Hector eut un gros rire qui eût blessé, de la part d’un fils, tout autre père que le père Clappier.
– Faut convenir, papa, dit-il, que vous êtes pire qu’un Orléanais, en fait d’argent. Non seulement vous ne me donnez rien, mais il faut que je vous donne, moi…
– C’est toujours comme ça, mon garçon, dans notre pays, ricana Clappier. Tiens, vois donc notre cousin, le père Janisset, de Lamotte-Beuvron : eh bien, il n’a pas donné un sou de dot à sa fille, mais il se fait nourrir par son gendre, qui est un malheureux bureaucrate.
– Eh bien, papa, dit Hector, si vous voulez une commission, il faut la gagner.
– Comment cela, mon garçon ?
– Faut aller pour moi demander la demoiselle.
– Àqui ?
– Eh bien, à sa tante !
– Et où donc, ça ?
– Aux Sapinières.
Le père Clappier pâlit.
– Jamais ! dit-il.
Et il se leva brusquement.
– Je vas me coucher, ajouta-t-il en s’en allant.
– Quelle drôle de chose ! murmura Hector quand il fut seul dans le jardin ; je ne répondrais pas que mon père n’eût fait dans le temps quelque canaillerie à ceux des Sapinières. J’ai même toujours eu dans l’idée qu’il avait reçu deux fois son argent, et je crois que le Chambrion en sait plus qu’il ne veut dire…

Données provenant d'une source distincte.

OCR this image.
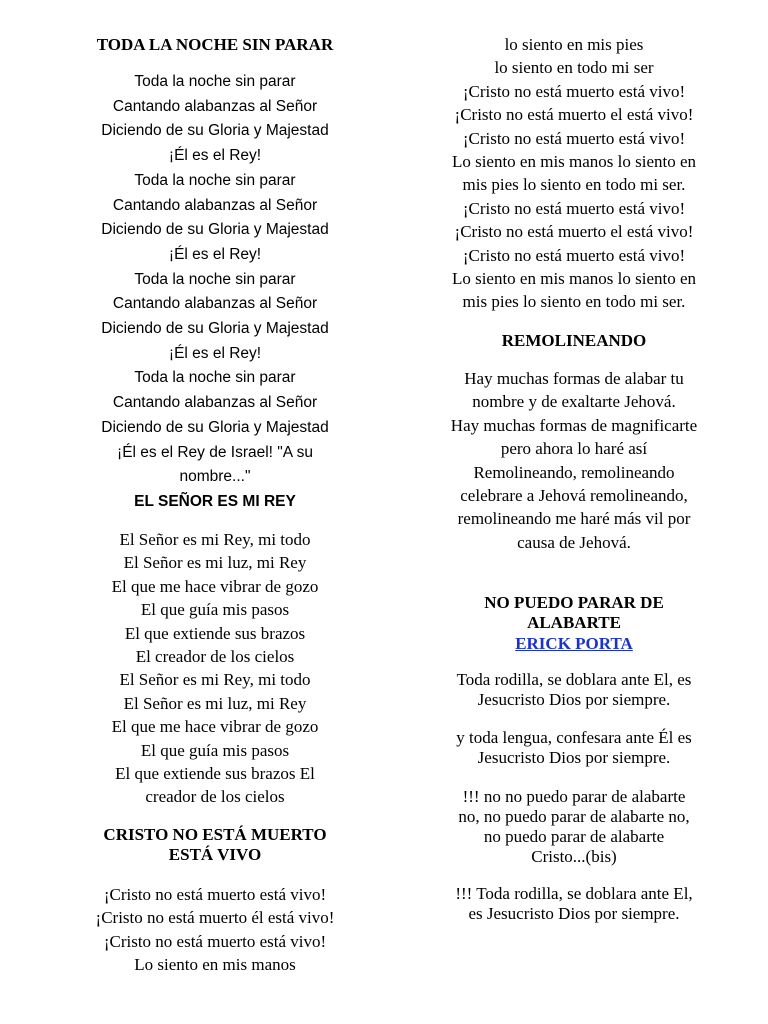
TODA LA NOCHE SIN PARAR
Toda la noche sin parar
Cantando alabanzas al Señor
Diciendo de su Gloria y Majestad
¡Él es el Rey!
Toda la noche sin parar
Cantando alabanzas al Señor
Diciendo de su Gloria y Majestad
¡Él es el Rey!
Toda la noche sin parar
Cantando alabanzas al Señor
Diciendo de su Gloria y Majestad
¡Él es el Rey!
Toda la noche sin parar
Cantando alabanzas al Señor
Diciendo de su Gloria y Majestad
¡Él es el Rey de Israel! "A su
nombre..."
EL SEÑOR ES MI REY
El Señor es mi Rey, mi todo
El Señor es mi luz, mi Rey
El que me hace vibrar de gozo
El que guía mis pasos
El que extiende sus brazos
El creador de los cielos
El Señor es mi Rey, mi todo
El Señor es mi luz, mi Rey
El que me hace vibrar de gozo
El que guía mis pasos
El que extiende sus brazos El
creador de los cielos
CRISTO NO ESTÁ MUERTO
ESTÁ VIVO
¡Cristo no está muerto está vivo!
¡Cristo no está muerto él está vivo!
¡Cristo no está muerto está vivo!
Lo siento en mis manos
lo siento en mis pies
lo siento en todo mi ser
¡Cristo no está muerto está vivo!
¡Cristo no está muerto el está vivo!
¡Cristo no está muerto está vivo!
Lo siento en mis manos lo siento en
mis pies lo siento en todo mi ser.
¡Cristo no está muerto está vivo!
¡Cristo no está muerto el está vivo!
¡Cristo no está muerto está vivo!
Lo siento en mis manos lo siento en
mis pies lo siento en todo mi ser.
REMOLINEANDO
Hay muchas formas de alabar tu
nombre y de exaltarte Jehová.
Hay muchas formas de magnificarte
pero ahora lo haré así
Remolineando, remolineando
celebrare a Jehová remolineando,
remolineando me haré más vil por
causa de Jehová.
NO PUEDO PARAR DE
ALABARTE
ERICK PORTA
Toda rodilla, se doblara ante El, es
Jesucristo Dios por siempre.
y toda lengua, confesara ante Él es
Jesucristo Dios por siempre.
!!! no no puedo parar de alabarte
no, no puedo parar de alabarte no,
no puedo parar de alabarte
Cristo...(bis)
!!! Toda rodilla, se doblara ante El,
es Jesucristo Dios por siempre.
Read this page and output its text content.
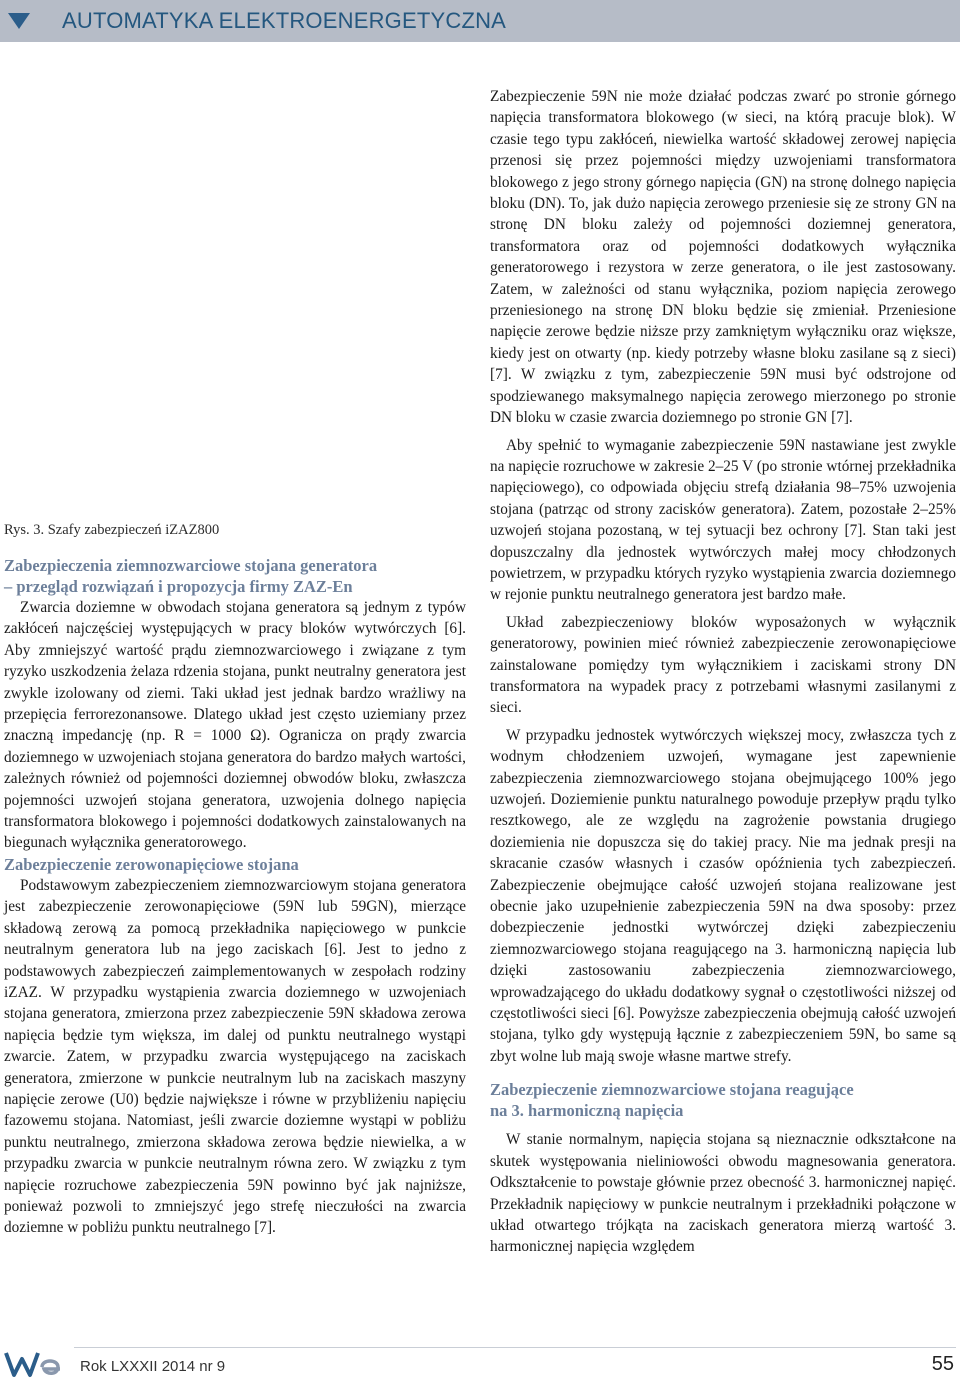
AUTOMATYKA ELEKTROENERGETYCZNA
Rys. 3. Szafy zabezpieczeń iZAZ800
Zabezpieczenia ziemnozwarciowe stojana generatora
– przegląd rozwiązań i propozycja firmy ZAZ-En

Zwarcia doziemne w obwodach stojana generatora są jednym z typów zakłóceń najczęściej występujących w pracy bloków wytwórczych [6]. Aby zmniejszyć wartość prądu ziemnozwarciowego i związane z tym ryzyko uszkodzenia żelaza rdzenia stojana, punkt neutralny generatora jest zwykle izolowany od ziemi. Taki układ jest jednak bardzo wrażliwy na przepięcia ferrorezonansowe. Dlatego układ jest często uziemiany przez znaczną impedancję (np. R = 1000 Ω). Ogranicza on prądy zwarcia doziemnego w uzwojeniach stojana generatora do bardzo małych wartości, zależnych również od pojemności doziemnej obwodów bloku, zwłaszcza pojemności uzwojeń stojana generatora, uzwojenia dolnego napięcia transformatora blokowego i pojemności dodatkowych zainstalowanych na biegunach wyłącznika generatorowego.

Zabezpieczenie zerowonapięciowe stojana

Podstawowym zabezpieczeniem ziemnozwarciowym stojana generatora jest zabezpieczenie zerowonapięciowe (59N lub 59GN), mierzące składową zerową za pomocą przekładnika napięciowego w punkcie neutralnym generatora lub na jego zaciskach [6]. Jest to jedno z podstawowych zabezpieczeń zaimplementowanych w zespołach rodziny iZAZ. W przypadku wystąpienia zwarcia doziemnego w uzwojeniach stojana generatora, zmierzona przez zabezpieczenie 59N składowa zerowa napięcia będzie tym większa, im dalej od punktu neutralnego wystąpi zwarcie. Zatem, w przypadku zwarcia występującego na zaciskach generatora, zmierzone w punkcie neutralnym lub na zaciskach maszyny napięcie zerowe (U0) będzie największe i równe w przybliżeniu napięciu fazowemu stojana. Natomiast, jeśli zwarcie doziemne wystąpi w pobliżu punktu neutralnego, zmierzona składowa zerowa będzie niewielka, a w przypadku zwarcia w punkcie neutralnym równa zero. W związku z tym napięcie rozruchowe zabezpieczenia 59N powinno być jak najniższe, ponieważ pozwoli to zmniejszyć jego strefę nieczułości na zwarcia doziemne w pobliżu punktu neutralnego [7].

Zabezpieczenie 59N nie może działać podczas zwarć po stronie górnego napięcia transformatora blokowego (w sieci, na którą pracuje blok). W czasie tego typu zakłóceń, niewielka wartość składowej zerowej napięcia przenosi się przez pojemności między uzwojeniami transformatora blokowego z jego strony górnego napięcia (GN) na stronę dolnego napięcia bloku (DN). To, jak dużo napięcia zerowego przeniesie się ze strony GN na stronę DN bloku zależy od pojemności doziemnej generatora, transformatora oraz od pojemności dodatkowych wyłącznika generatorowego i rezystora w zerze generatora, o ile jest zastosowany. Zatem, w zależności od stanu wyłącznika, poziom napięcia zerowego przeniesionego na stronę DN bloku będzie się zmieniał. Przeniesione napięcie zerowe będzie niższe przy zamkniętym wyłączniku oraz większe, kiedy jest on otwarty (np. kiedy potrzeby własne bloku zasilane są z sieci) [7]. W związku z tym, zabezpieczenie 59N musi być odstrojone od spodziewanego maksymalnego napięcia zerowego mierzonego po stronie DN bloku w czasie zwarcia doziemnego po stronie GN [7].

Aby spełnić to wymaganie zabezpieczenie 59N nastawiane jest zwykle na napięcie rozruchowe w zakresie 2–25 V (po stronie wtórnej przekładnika napięciowego), co odpowiada objęciu strefą działania 98–75% uzwojenia stojana (patrząc od strony zacisków generatora). Zatem, pozostałe 2–25% uzwojeń stojana pozostaną, w tej sytuacji bez ochrony [7]. Stan taki jest dopuszczalny dla jednostek wytwórczych małej mocy chłodzonych powietrzem, w przypadku których ryzyko wystąpienia zwarcia doziemnego w rejonie punktu neutralnego generatora jest bardzo małe.

Układ zabezpieczeniowy bloków wyposażonych w wyłącznik generatorowy, powinien mieć również zabezpieczenie zerowonapięciowe zainstalowane pomiędzy tym wyłącznikiem i zaciskami strony DN transformatora na wypadek pracy z potrzebami własnymi zasilanymi z sieci.

W przypadku jednostek wytwórczych większej mocy, zwłaszcza tych z wodnym chłodzeniem uzwojeń, wymagane jest zapewnienie zabezpieczenia ziemnozwarciowego stojana obejmującego 100% jego uzwojeń. Doziemienie punktu naturalnego powoduje przepływ prądu tylko resztkowego, ale ze względu na zagrożenie powstania drugiego doziemienia nie dopuszcza się do takiej pracy. Nie ma jednak presji na skracanie czasów własnych i czasów opóźnienia tych zabezpieczeń. Zabezpieczenie obejmujące całość uzwojeń stojana realizowane jest obecnie jako uzupełnienie zabezpieczenia 59N na dwa sposoby: przez dobezpieczenie jednostki wytwórczej dzięki zabezpieczeniu ziemnozwarciowego stojana reagującego na 3. harmoniczną napięcia lub dzięki zastosowaniu zabezpieczenia ziemnozwarciowego, wprowadzającego do układu dodatkowy sygnał o częstotliwości niższej od częstotliwości sieci [6]. Powyższe zabezpieczenia obejmują całość uzwojeń stojana, tylko gdy występują łącznie z zabezpieczeniem 59N, bo same są zbyt wolne lub mają swoje własne martwe strefy.

Zabezpieczenie ziemnozwarciowe stojana reagujące
na 3. harmoniczną napięcia

W stanie normalnym, napięcia stojana są nieznacznie odkształcone na skutek występowania nieliniowości obwodu magnesowania generatora. Odkształcenie to powstaje głównie przez obecność 3. harmonicznej napięć. Przekładnik napięciowy w punkcie neutralnym i przekładniki połączone w układ otwartego trójkąta na zaciskach generatora mierzą wartość 3. harmonicznej napięcia względem

Rok LXXXII 2014 nr 9	55
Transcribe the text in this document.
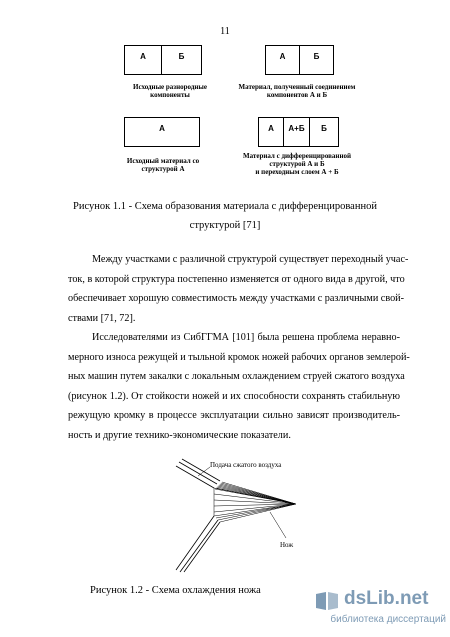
11
А	Б
Исходные разнородные
компоненты
А	Б
Материал, полученный соединением
компонентов А и Б
А
Исходный материал со
структурой А
А	А+Б	Б
Материал с дифференцированной
структурой А и Б
и переходным слоем А + Б
Рисунок 1.1 - Схема образования материала с дифференцированной
структурой [71]
Между участками с различной структурой существует переходный учас-
ток, в которой структура постепенно изменяется от одного вида в другой, что
обеспечивает хорошую совместимость между участками с различными свой-
ствами [71, 72].
Исследователями из СибГГМА [101] была решена проблема неравно-
мерного износа режущей и тыльной кромок ножей рабочих органов землерой-
ных машин путем закалки с локальным охлаждением струей сжатого воздуха
(рисунок 1.2). От стойкости ножей и их способности сохранять стабильную
режущую кромку в процессе эксплуатации сильно зависят производитель-
ность и другие технико-экономические показатели.
Подача сжатого воздуха
Нож
Рисунок 1.2 - Схема охлаждения ножа	dsLib.net
библиотека диссертаций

Sur cette réflexion, Hector Clappier quitta le jardin à son tour ; mais au lieu de rentrer à la Meunerie, il s’en alla du côté des bois.
Une heure après, comme nous l’avons vu, il faisait à Denise sa sotte déclaration, lui apprenait brutalement l’histoire de ses parents, et tombait sous le rude poignet du Chambrion, au moment où la jeune fille s’évanouissait.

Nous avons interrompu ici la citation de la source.